Ever see people with bloodshot eyes stumbling through campus? No, they weren't writing their honors theses at 3AM; they were watching Sailor Moon at 6:30 in the morning. Or at least some of us are. That's right: those of us crazy otakus with no private TV and/or VCR have actually been getting up (or in some cases, staying up) to watch this show featuring long-legged heroines battling evil for the past two months. And it is a very well-done show. It may have been conceived for pre-teen girls, but as it usually is in anime, the themes still apply to older viewers, the jokes are hilarious, and it looks beautiful. There's even a large group of loyal fans who are college-aged guys in Japan. It's also hailed as a good role model for women's lib.: in this series, it's the men who the heroines have to protect. To top it off, it has been translated and dubbed excellently. I've really been impressed (not to mention sleep-deprived)! That is, until Friday.

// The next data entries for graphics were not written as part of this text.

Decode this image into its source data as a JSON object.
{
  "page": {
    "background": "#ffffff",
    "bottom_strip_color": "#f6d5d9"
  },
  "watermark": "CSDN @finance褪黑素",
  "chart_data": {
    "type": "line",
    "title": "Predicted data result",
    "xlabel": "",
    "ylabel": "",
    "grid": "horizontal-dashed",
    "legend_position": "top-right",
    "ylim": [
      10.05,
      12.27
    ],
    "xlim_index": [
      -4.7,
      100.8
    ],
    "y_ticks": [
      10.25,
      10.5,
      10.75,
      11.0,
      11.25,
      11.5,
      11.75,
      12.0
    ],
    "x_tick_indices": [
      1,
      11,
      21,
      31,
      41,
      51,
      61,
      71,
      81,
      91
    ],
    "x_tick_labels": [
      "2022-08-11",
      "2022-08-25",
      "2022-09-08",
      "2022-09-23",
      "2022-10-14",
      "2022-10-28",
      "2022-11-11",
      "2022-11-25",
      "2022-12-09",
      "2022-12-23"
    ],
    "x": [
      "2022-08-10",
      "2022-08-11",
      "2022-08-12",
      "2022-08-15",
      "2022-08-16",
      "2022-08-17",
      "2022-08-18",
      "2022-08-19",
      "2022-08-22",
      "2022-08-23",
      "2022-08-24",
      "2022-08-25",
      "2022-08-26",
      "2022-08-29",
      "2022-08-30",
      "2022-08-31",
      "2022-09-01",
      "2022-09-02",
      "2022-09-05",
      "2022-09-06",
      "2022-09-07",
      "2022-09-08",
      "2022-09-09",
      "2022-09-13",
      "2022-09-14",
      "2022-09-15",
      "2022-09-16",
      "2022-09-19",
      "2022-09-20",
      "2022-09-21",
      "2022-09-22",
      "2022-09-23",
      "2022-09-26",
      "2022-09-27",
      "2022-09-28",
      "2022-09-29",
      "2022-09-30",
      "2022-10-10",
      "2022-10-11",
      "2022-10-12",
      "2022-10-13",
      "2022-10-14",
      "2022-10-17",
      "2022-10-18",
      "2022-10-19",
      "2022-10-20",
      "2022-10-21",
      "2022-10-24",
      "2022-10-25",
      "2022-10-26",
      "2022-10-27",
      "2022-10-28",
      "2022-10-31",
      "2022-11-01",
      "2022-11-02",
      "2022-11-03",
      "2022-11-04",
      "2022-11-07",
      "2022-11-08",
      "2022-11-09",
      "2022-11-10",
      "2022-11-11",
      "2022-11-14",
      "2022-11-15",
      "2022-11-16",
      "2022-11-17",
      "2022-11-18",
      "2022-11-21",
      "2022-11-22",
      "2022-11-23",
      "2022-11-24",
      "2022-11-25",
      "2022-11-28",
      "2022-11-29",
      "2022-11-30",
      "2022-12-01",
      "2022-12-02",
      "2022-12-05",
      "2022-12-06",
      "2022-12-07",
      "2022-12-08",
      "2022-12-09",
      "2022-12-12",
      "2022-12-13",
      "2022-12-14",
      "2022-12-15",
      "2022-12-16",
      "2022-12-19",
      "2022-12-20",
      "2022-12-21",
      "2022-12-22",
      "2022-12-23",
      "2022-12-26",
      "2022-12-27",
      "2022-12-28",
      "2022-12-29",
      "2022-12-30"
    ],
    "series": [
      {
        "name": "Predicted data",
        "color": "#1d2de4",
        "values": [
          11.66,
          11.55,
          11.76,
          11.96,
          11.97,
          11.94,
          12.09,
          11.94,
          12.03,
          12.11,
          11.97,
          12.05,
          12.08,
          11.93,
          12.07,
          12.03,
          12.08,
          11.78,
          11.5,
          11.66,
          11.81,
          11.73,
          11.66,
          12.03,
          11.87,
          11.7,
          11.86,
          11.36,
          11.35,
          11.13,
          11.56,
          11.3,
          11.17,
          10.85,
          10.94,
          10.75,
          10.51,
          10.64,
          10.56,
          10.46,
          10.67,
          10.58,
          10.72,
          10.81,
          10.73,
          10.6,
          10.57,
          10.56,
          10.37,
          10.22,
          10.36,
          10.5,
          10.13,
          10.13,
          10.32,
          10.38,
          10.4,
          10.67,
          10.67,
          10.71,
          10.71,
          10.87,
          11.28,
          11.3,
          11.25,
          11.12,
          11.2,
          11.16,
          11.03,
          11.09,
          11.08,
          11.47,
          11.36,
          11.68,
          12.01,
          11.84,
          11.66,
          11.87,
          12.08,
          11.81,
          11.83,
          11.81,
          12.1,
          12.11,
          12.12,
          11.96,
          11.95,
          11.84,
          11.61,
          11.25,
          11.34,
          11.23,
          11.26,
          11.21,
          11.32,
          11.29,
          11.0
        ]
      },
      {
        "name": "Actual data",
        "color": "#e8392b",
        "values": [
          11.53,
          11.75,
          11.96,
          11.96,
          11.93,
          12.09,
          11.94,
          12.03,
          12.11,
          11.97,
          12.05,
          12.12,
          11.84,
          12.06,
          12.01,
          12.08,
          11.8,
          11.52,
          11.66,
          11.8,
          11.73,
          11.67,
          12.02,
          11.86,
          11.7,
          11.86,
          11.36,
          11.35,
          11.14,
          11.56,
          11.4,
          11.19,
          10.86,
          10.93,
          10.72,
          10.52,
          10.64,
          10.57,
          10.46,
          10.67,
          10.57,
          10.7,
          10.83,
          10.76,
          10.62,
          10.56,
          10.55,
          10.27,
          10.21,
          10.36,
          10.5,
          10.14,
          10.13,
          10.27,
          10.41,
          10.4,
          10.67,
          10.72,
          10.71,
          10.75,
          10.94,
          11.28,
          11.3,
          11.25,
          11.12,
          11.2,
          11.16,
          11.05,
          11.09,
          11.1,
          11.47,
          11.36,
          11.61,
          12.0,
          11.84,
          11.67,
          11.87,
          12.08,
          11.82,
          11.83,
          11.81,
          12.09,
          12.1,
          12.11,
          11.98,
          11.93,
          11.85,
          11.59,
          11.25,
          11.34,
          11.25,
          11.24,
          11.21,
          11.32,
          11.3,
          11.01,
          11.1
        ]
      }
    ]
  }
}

Friday was the last episode of part 1, where Serena and her friends finally defeated Queen Beryl and the Mega-verse. The problem is, in the original series, the Sailor Scouts died (but later got reincarnated). To circumvent this potentially oh-so traumatizing event, the producers for the American version chopped up the two-episode final and made it into one. Sound familiar? Try Robotech. True, some children in Japan were "a bit concerned," and I thought it was clever of US SM to just say that the girls were "sucked into the Mega-verse." But they didn't stop there. What happened to Serena's despair and almost-suicidal determination after her friends and the prince she loved were gone? Cut. The emotional battle between Beryl's cynical, pessimistic-adult view on the evils of humanity and Serena's innocent trust and faith in the love within everyone? That was what was supposed to have wrapped up the major theme of the whole series!
Gone. In the original, Sailor Moon, in her last dying breath, wished that everyone could just return to their normal, happy lives; in US SM, she was only prattling on about the final battle and how she won. They had been portraying Serena as more of a ditz than she is - less sensitive and less reflective. But please, in the last episode?? Why do they avoid the emotional issues?! What is wrong with being emotional in anime??!! I'd noticed that dubbed anime tend to contain more unnecessary dialogue that don't exist in the original. It really ruins the tense, silent mood when someone just keeps explaining away how they're feeling. Anime, when well done, is supposed to convey that without words! Aargh! We should petition to the producers or something to stop doing that. When will the US learn how great anime is??
Anyway, what I'm trying to say is, I was a bit disappointed and miffed, but it's still a great series that will (hopefully) continue in part 2 on Monday. So please check it out, so that maybe we can even petition to get the time slot changed, too! (I mean, not getting Voyager is bad enough!)